The second installment in a series, especially in the horror genre, is a strange animal unto itself. I could write an entire article on what incarnation a celluloid sophomore effort could take. The possibilities are all over the place. The volatility of the situation comes from two main ingredients: The unexpected success of the original film, and the filmmakers having more money at their disposal the second go ’round. What makes it even more unstable is whether or not the original mastermind comes back to write and direct. It’s the stuff of infinite debate. Will the filmmaker be true to the original vision everyone loved? Is it even possible for the creator to bastardized his own vision? After all, they thought it up in the first place. When I mention the names Raimi, Hooper, and Dante, all came back and made a much lighter sequel as a follow up to infamous cult classics. But does this hold true for everyone?
It’s been 35 years since The Hills Have Eyes 2 was released. It came 7 years after Wes Craven’s legendary road terror film that stepped over boundaries no one even knew were there yet. Seventies cinema was pretty nihilistic, and The Hills Have Eyes (1977 – read our retro review here) left an unapologetic and permanent scar on how dark a film could go.
The Hills Have Eyes Part 2 was a product of its time. Video stores were everywhere. The slasher genre proved what type of horror film could be lucrative, both at the theater and on the new platform of home video. Like the Texas Chainsaw Massacre Part 2 (1986 – read our retro review here), I saw this one before the original, but only because it was prominent on the shelf in my local video store. I hadn’t watched part one yet because, up to that point, the drive-in or a midnight showing was about the only way to see it. When I finally did catch the original with this film as my sole reference, it was like drinking battery acid and expecting it to taste like a Zima.
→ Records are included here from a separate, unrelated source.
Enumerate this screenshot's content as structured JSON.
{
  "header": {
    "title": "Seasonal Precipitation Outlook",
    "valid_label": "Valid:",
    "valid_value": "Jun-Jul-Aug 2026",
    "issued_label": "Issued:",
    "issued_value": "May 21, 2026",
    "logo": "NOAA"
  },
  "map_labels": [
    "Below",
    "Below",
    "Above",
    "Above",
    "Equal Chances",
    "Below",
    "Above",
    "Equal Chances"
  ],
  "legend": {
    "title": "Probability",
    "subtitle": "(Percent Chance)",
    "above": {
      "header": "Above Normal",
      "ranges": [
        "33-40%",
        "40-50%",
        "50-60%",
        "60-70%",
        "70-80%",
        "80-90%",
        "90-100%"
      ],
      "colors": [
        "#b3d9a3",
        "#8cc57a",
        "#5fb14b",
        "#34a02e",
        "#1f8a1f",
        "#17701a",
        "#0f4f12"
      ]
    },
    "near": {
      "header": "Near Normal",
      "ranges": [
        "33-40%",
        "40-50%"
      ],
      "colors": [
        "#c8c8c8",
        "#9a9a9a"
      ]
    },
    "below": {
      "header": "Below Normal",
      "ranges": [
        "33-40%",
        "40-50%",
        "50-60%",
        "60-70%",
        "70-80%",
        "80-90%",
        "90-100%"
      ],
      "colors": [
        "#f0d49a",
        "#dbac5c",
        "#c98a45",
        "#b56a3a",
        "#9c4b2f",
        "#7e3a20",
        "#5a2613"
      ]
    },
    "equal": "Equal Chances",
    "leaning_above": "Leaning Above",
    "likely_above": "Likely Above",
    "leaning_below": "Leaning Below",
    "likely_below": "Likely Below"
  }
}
Craven wrote the screenplay for part 2, and a lot like Tobe Hooper with the Texas Chainsaw Massacre 2, he wasn’t satisfied with the final realization. The two situations with Hooper and Craven parallel quite a bit, but the former’s film has a much better end result. Hooper knew what he was doing by satirizing something that had become so notorious that it was almost impossible to top what he had done before. Unfortunately, Craven was not that self-aware, and the concept of the original was re-packaged as a slasher flick. This one is always on my list of films I want to love, but I can never quite get there.
The Hills Have Eyes Part 2 achieves continuity by bringing back both Robert Houston as Bobby, the surviving son from the ill fated Carter family, and Janus Blythe as Ruby, the sister of the cannibal family. Bobby is still traumatized by what happened, but he’s channeled his energy into developing a crazy, high-test motocross racing fuel. The only hitch is that he has to go through the same desert where his family was murdered to get to the race that will seal the deal. He can’t bring himself to do it and stays behind. To give it some reference, it’s like Gilbert in Revenge of the Nerds 2, except we don’t even see Bobby again, not even in an astral projection.
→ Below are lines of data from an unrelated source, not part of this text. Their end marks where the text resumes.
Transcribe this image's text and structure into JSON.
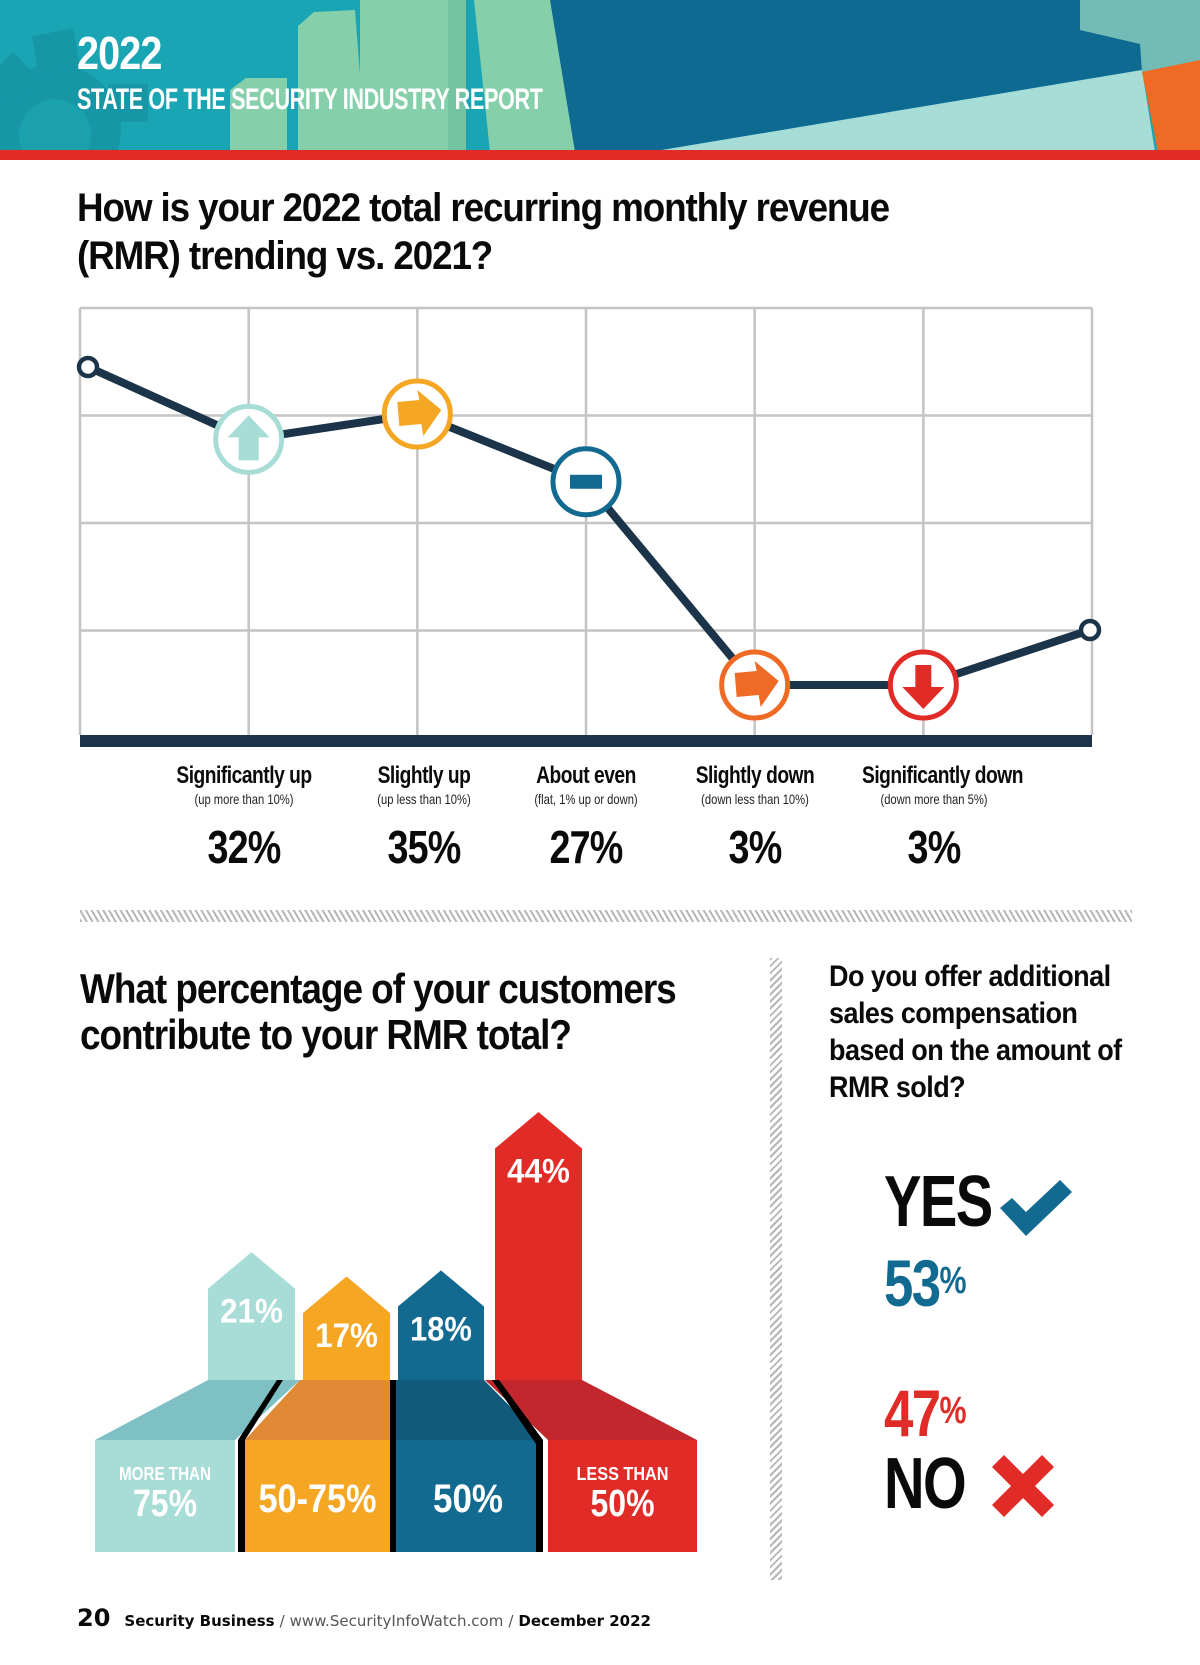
{
  "header": {
    "year": "2022",
    "report_title": "STATE OF THE SECURITY INDUSTRY REPORT",
    "colors": {
      "teal": "#1aa5b4",
      "dark_blue": "#0f6a91",
      "mint": "#86cfab",
      "light_teal": "#a8dcd7",
      "orange": "#ef6a24",
      "red_stripe": "#e12b27"
    }
  },
  "question1": {
    "title": "How is your 2022 total recurring monthly revenue (RMR) trending vs. 2021?"
  },
  "chart_data": [
    {
      "type": "line",
      "title": "How is your 2022 total recurring monthly revenue (RMR) trending vs. 2021?",
      "xlabel": "",
      "ylabel": "",
      "grid": true,
      "categories": [
        "Significantly up",
        "Slightly up",
        "About even",
        "Slightly down",
        "Significantly down"
      ],
      "notes": [
        "(up more than 10%)",
        "(up less than 10%)",
        "(flat, 1% up or down)",
        "(down less than 10%)",
        "(down more than 5%)"
      ],
      "values": [
        32,
        35,
        27,
        3,
        3
      ],
      "value_labels": [
        "32%",
        "35%",
        "27%",
        "3%",
        "3%"
      ],
      "marker_icons": [
        "arrow-up-icon",
        "arrow-right-icon",
        "minus-icon",
        "arrow-right-icon",
        "arrow-down-icon"
      ],
      "marker_colors": [
        "#a8dcd7",
        "#f5a623",
        "#136a91",
        "#ef6a24",
        "#e12b27"
      ],
      "line_color": "#1b3449"
    },
    {
      "type": "bar",
      "title": "What percentage of your customers contribute to your RMR total?",
      "categories": [
        "MORE THAN 75%",
        "50-75%",
        "50%",
        "LESS THAN 50%"
      ],
      "category_prefix": [
        "MORE THAN",
        "",
        "",
        "LESS THAN"
      ],
      "category_main": [
        "75%",
        "50-75%",
        "50%",
        "50%"
      ],
      "values": [
        21,
        17,
        18,
        44
      ],
      "value_labels": [
        "21%",
        "17%",
        "18%",
        "44%"
      ],
      "colors": [
        "#a8dcd7",
        "#f5a623",
        "#136a91",
        "#e12b27"
      ],
      "shade_colors": [
        "#7fc0c4",
        "#e08a35",
        "#115a7c",
        "#c1272d"
      ]
    },
    {
      "type": "table",
      "title": "Do you offer additional sales compensation based on the amount of RMR sold?",
      "categories": [
        "YES",
        "NO"
      ],
      "values": [
        53,
        47
      ],
      "colors": [
        "#136a91",
        "#e12b27"
      ]
    }
  ],
  "question2": {
    "title": "What percentage of your customers contribute to your RMR total?"
  },
  "question3": {
    "title": "Do you offer additional sales compensation based on the amount of RMR sold?",
    "yes_label": "YES",
    "yes_value": "53",
    "no_label": "NO",
    "no_value": "47",
    "pct": "%"
  },
  "footer": {
    "page_number": "20",
    "publication": "Security Business",
    "separator": "/",
    "url": "www.SecurityInfoWatch.com",
    "date": "December 2022"
  }
}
His team decides to make the trip without him. They’re joined by Ruby, who has left her family and integrated into mainstream society. They don’t heed the voice of experience and get themselves into the exact same situation as the Bobby’s family did. What then ensues is the textbook slasher film that I’m always up for, but when the first film required using dead family members as decoys to survive, the ante has to be upped.
I’ve yet to be as complimentary as I’d like to be. It’s worth one watch, especially just for a completist. The cast has some very familiar faces of the time. Kevin Spirtas (Friday the 13th Part 7 1988 – read our retro review here) as Roy, John Laughlin (Footloose 1984) as Hulk, and Peter Frechette (Grease 2 1982) as Harry. Besides Robert Houston and Janus Blythe, other returning cast members include James Whitworth as Jupiter and Michael Berryman Pluto, as well as a lot of flashbacks to the original for two purposes: To catch the audience up after seven long years, and to fill out the film’s run time. Production was halted at one point due to budgetary constraints, and when Craven hit it big with A Nightmare on Elm Street, he was coaxed to finish the film to cash in on his notoriety. He didn’t have enough new footage, so he padded it with scenes from The Hills Have Eyes for a retroactive continuity feel.
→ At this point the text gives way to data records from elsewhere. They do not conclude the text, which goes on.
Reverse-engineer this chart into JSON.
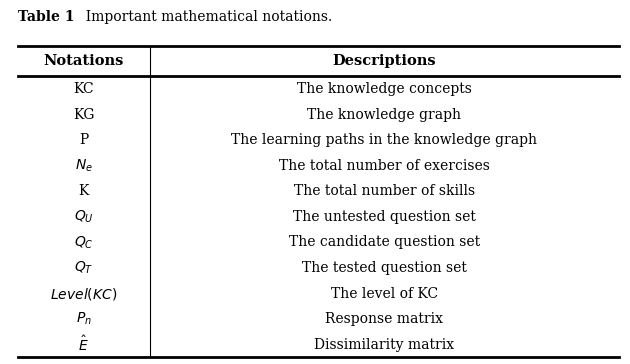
{
  "title_bold": "Table 1",
  "title_rest": "  Important mathematical notations.",
  "col_headers": [
    "Notations",
    "Descriptions"
  ],
  "rows": [
    [
      "KC",
      "The knowledge concepts"
    ],
    [
      "KG",
      "The knowledge graph"
    ],
    [
      "P",
      "The learning paths in the knowledge graph"
    ],
    [
      "$N_e$",
      "The total number of exercises"
    ],
    [
      "K",
      "The total number of skills"
    ],
    [
      "$Q_U$",
      "The untested question set"
    ],
    [
      "$Q_C$",
      "The candidate question set"
    ],
    [
      "$Q_T$",
      "The tested question set"
    ],
    [
      "$\\mathit{Level}(KC)$",
      "The level of KC"
    ],
    [
      "$P_n$",
      "Response matrix"
    ],
    [
      "$\\hat{E}$",
      "Dissimilarity matrix"
    ]
  ],
  "col_split": 0.22,
  "fig_width": 6.3,
  "fig_height": 3.64,
  "background": "#ffffff",
  "header_fontsize": 10.5,
  "row_fontsize": 10,
  "title_fontsize": 10
}
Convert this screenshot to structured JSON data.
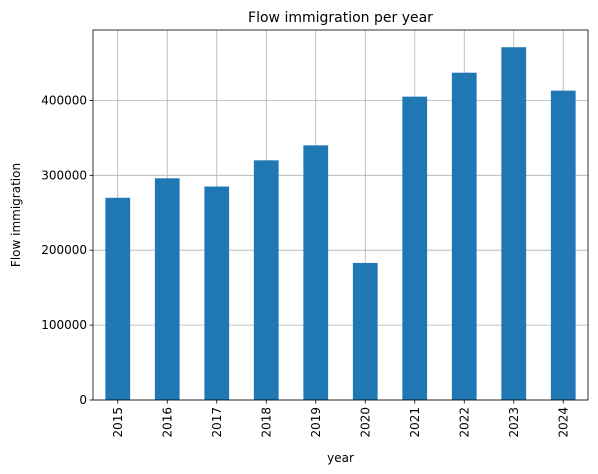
{
  "chart_data": {
    "type": "bar",
    "title": "Flow immigration per year",
    "xlabel": "year",
    "ylabel": "Flow immigration",
    "categories": [
      "2015",
      "2016",
      "2017",
      "2018",
      "2019",
      "2020",
      "2021",
      "2022",
      "2023",
      "2024"
    ],
    "values": [
      270000,
      296000,
      285000,
      320000,
      340000,
      183000,
      405000,
      437000,
      471000,
      413000
    ],
    "yticks": [
      0,
      100000,
      200000,
      300000,
      400000
    ],
    "ytick_labels": [
      "0",
      "100000",
      "200000",
      "300000",
      "400000"
    ],
    "ylim": [
      0,
      494000
    ],
    "grid": true,
    "bar_color": "#1f77b4"
  }
}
Harry Manfredini (Friday the 13th franchise) provided the score, and The Hills Have Eyes 2 really does feel like Friday the 13th part 3 in the desert. It clearly wasn’t a passion project for Craven, or, at least, it didn’t end up being one. The film does merit an anniversary mention, because it does fall into that strange category of second installments that have the same director/writer as the original, are set in a very different decade as the first, and take the blunt trauma of the first film down to more stylized levels of palpability. So, enjoy the eighties dirt bikes, headbands and really cool VHS box art. If nothing more, it’s a time capsule of the turning point in horror when franchises, and the brilliant, groundbreaking filmmakers that created them, were trying to find their way.